I need to determine complex numbers $z$ such that the following properties are satisfied $$\vert z-1\vert=\vert z-\frac{1}{2}\vert$$ $$\vert z-i\vert=\frac{5}{4}$$
Solution : I interpreted this to mean, that two complex numbers $z$ have to be equal to each other so that the first equation is satisfied, and the third such that the second equation is valid. So the length of or modulus of a complex number is defined as $$\vert z\vert=\sqrt{\operatorname{Re}(z)^2 + \operatorname{Im}(z)^2} $$
Lets look at the first two complex numbers $z$ $$z_1=a_1+b_1i$$ $$z_2=a_2+b_2i$$ The first equation is true if $$\vert a_1+b_1-1\vert=\vert a_2+b_2-\frac{1}{2}\vert$$
So I define $b_1 = b_2 = 1$ and $a_1=1, a_2=\frac{1}{2}$ Now $$z_1=1+i$$ $$z_2=\frac{1}{2}+i$$
For $z_3 = a_3 + b_3i$ the second equation is satisfied if the length of $z_3 = a+bi - i=a+i(b-1)$ is equal to $\frac{5}{4}$. I defined $z_3$ with real and imaginary parts such that $$z_3 = \frac{5}{4} + i$$
I felt like this problem was very confusing, and I'm unsure whether I interpreted this correctly.

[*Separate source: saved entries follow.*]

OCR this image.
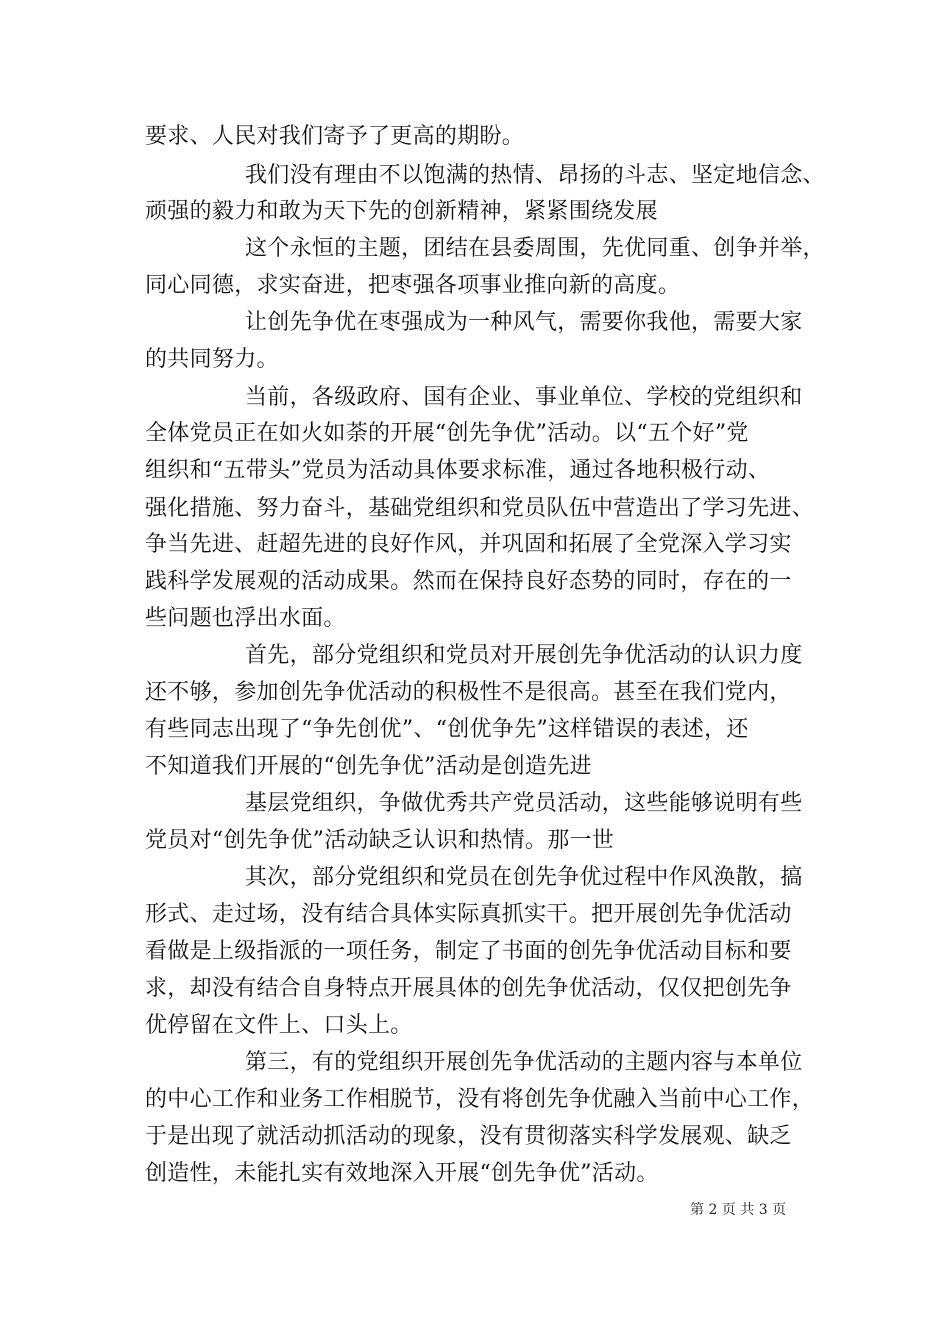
要求、人民对我们寄予了更高的期盼。
我们没有理由不以饱满的热情、昂扬的斗志、坚定地信念、
顽强的毅力和敢为天下先的创新精神，紧紧围绕发展
这个永恒的主题，团结在县委周围，先优同重、创争并举，
同心同德，求实奋进，把枣强各项事业推向新的高度。
让创先争优在枣强成为一种风气，需要你我他，需要大家
的共同努力。
当前，各级政府、国有企业、事业单位、学校的党组织和
全体党员正在如火如荼的开展“创先争优”活动。以“五个好”党
组织和“五带头”党员为活动具体要求标准，通过各地积极行动、
强化措施、努力奋斗，基础党组织和党员队伍中营造出了学习先进、
争当先进、赶超先进的良好作风，并巩固和拓展了全党深入学习实
践科学发展观的活动成果。然而在保持良好态势的同时，存在的一
些问题也浮出水面。
首先，部分党组织和党员对开展创先争优活动的认识力度
还不够，参加创先争优活动的积极性不是很高。甚至在我们党内，
有些同志出现了“争先创优”、“创优争先”这样错误的表述，还
不知道我们开展的“创先争优”活动是创造先进
基层党组织，争做优秀共产党员活动，这些能够说明有些
党员对“创先争优”活动缺乏认识和热情。那一世
其次，部分党组织和党员在创先争优过程中作风涣散，搞
形式、走过场，没有结合具体实际真抓实干。把开展创先争优活动
看做是上级指派的一项任务，制定了书面的创先争优活动目标和要
求，却没有结合自身特点开展具体的创先争优活动，仅仅把创先争
优停留在文件上、口头上。
第三，有的党组织开展创先争优活动的主题内容与本单位
的中心工作和业务工作相脱节，没有将创先争优融入当前中心工作，
于是出现了就活动抓活动的现象，没有贯彻落实科学发展观、缺乏
创造性，未能扎实有效地深入开展“创先争优”活动。
第 2 页 共 3 页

The problem isn't asking for three different complex numbers; it's looking for a single complex number $z$ that simultaneously satisfies both equations. Now, there will be two solutions, say $z_1$ and $z_2$, but what that means is that $$ |z_1 - 1| = |z_1 - \frac{1}{2}| \qquad\text{and}\qquad |z_1 - i| = \frac{5}{4} $$ and, separately, $$ |z_2 - 1| = |z_2 - \frac{1}{2}| \qquad\text{and}\qquad |z_2 - i| = \frac{5}{4}. $$ (Moreover, you don't know in advance that there are two solutions; this is something you'll discover while trying to determine which value of $z$ makes both equations true when that $z$ is substituted into all three $z$'s across those two equations.)
As a hint, the equation $|z - 1| = |z - \frac{1}{2}|$ says that $z$ is equidistant from the points $1$ and $1/2$ in the complex plane, so any $z$ that satisfies this equation must lie on the line $\mathrm{Re}(z) = 3/4$.